Bayraklı’da süren bina yıkımın görüntülerinin sosyal medyada paylaşıldığını belirten ASUD Başkanı Ensari, bu görüntülerin uyarılarında ne kadar haklı olduklarını bir kez daha gösterdiğini söylerken, “Deprem öldürmedi cehalet öldürecek. Depremin yapamadığını sorumsuzluk yapacak, insanımız kanser hastası adayı olacak. En üzücü durum ise bugün İzmir sokaklarında oyun oynayan 10 yaşındaki çocuğun 30’lu yaşlarda kanser olma riskidir. Çevre ve Şehircilik Bakanlığı izlemekle yetiniyor. İzmir Büyükşehir Belediyesi bu yıkımları umursamıyor. İlçe Belediyeleri zaten bilgisizdir” diye konuştu.

TOZ BASTIRMA NEREDE?

İzmirlilerin asbest, zehir ve silika soluduğu konusundaki uyarılarını sürdüren Ensari, olası hastalıkların sorumlusunun önlem almadan yıkımların sürdürülmesi olduğunu söyledi. Ensari, “Yıkımda oluşan tozlar gerekli ön temizlik ve söküm yapılamadığı durumda kanserojen olarak bilinen asbest, tehlikeli maddeler ve silika gibi tehlikeli atık partiküllerini içeriyor. Bu nedenle tozu solunması yıkım operatörü, söküm işçisi gibi gerek yıkım firması çalışanları gerek yıkımı denetlemekle görevli teknik personel gerekse de komşu binalarda yaşayanlar ve yıkımı izleyenler için solunum sistemi hastalıkları ve akciğer kanserine kaynaklık edebilir” dedi.  

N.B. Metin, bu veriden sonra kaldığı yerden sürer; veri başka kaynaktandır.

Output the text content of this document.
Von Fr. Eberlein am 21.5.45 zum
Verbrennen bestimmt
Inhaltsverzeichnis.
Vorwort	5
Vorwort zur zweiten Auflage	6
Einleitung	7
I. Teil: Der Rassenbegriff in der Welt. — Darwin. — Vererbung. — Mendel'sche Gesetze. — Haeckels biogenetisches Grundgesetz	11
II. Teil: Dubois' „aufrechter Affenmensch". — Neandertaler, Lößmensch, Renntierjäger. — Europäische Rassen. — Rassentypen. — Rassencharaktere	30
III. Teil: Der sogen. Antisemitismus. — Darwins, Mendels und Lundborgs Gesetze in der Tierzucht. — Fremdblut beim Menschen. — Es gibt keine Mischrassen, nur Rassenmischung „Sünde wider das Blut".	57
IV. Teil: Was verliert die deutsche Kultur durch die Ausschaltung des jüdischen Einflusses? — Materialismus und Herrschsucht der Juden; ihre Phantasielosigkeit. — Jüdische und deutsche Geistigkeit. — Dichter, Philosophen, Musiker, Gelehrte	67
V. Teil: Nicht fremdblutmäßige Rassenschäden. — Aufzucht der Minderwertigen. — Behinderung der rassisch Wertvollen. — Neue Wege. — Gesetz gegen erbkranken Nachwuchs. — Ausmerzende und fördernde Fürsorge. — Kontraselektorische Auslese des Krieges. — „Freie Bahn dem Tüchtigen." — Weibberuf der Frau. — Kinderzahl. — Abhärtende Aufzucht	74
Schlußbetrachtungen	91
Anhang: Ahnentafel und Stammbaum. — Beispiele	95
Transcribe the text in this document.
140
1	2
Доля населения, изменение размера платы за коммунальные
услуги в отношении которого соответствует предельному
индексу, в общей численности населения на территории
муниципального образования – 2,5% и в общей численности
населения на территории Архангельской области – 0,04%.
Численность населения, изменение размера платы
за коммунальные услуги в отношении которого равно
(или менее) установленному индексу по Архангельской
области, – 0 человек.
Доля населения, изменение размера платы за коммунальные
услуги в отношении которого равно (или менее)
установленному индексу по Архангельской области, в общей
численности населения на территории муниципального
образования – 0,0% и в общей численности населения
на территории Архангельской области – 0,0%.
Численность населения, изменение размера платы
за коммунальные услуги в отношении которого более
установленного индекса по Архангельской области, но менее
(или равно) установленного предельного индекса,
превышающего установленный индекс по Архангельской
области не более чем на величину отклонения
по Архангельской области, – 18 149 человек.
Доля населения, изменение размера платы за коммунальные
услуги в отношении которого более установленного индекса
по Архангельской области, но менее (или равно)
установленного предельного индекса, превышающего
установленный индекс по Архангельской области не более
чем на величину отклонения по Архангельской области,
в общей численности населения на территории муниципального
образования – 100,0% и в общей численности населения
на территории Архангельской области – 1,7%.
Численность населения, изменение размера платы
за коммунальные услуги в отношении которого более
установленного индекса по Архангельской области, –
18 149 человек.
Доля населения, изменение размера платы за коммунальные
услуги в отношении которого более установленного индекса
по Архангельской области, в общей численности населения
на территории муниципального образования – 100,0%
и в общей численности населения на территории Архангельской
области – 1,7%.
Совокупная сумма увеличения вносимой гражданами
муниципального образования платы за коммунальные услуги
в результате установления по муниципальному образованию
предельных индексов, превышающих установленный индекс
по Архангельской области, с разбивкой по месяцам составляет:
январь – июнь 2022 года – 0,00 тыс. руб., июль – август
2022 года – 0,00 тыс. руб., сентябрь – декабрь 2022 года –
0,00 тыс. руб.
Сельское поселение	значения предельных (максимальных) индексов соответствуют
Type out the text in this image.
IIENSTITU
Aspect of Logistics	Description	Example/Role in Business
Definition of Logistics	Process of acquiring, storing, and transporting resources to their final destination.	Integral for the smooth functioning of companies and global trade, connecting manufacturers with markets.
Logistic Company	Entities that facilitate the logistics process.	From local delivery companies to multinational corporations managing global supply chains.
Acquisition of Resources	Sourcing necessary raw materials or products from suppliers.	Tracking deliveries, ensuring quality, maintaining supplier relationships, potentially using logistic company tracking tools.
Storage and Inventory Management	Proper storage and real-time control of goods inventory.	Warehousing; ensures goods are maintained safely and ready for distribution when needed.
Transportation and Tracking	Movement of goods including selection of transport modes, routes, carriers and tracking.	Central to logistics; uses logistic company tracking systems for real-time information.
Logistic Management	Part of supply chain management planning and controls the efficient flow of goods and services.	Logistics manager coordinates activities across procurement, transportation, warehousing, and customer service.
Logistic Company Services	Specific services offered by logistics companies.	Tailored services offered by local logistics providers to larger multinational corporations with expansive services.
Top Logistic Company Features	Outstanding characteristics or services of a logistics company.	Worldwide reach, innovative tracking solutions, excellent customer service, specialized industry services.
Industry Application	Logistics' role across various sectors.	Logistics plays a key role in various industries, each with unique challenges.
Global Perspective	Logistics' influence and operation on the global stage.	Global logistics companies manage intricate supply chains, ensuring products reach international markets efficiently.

Toz bastırma yönetimi hakkında defalarca uyardıklarını, uyulması gereken standartlara dikkat çektiklerini söyleyen Ensari, “Bu nedenle gerek yıkım süresince gerekse yıkım atıklarının (molozlarının) yüklenmesi ve taşınması sırasında tozuma oluşumunu önlemek amacıyla TS13883 standardına uygun toz bastırma donanımları ve toz perdelerini yıkım şantiyesinde hazır etmek ve kullanmak gereklidir” diye konuştu.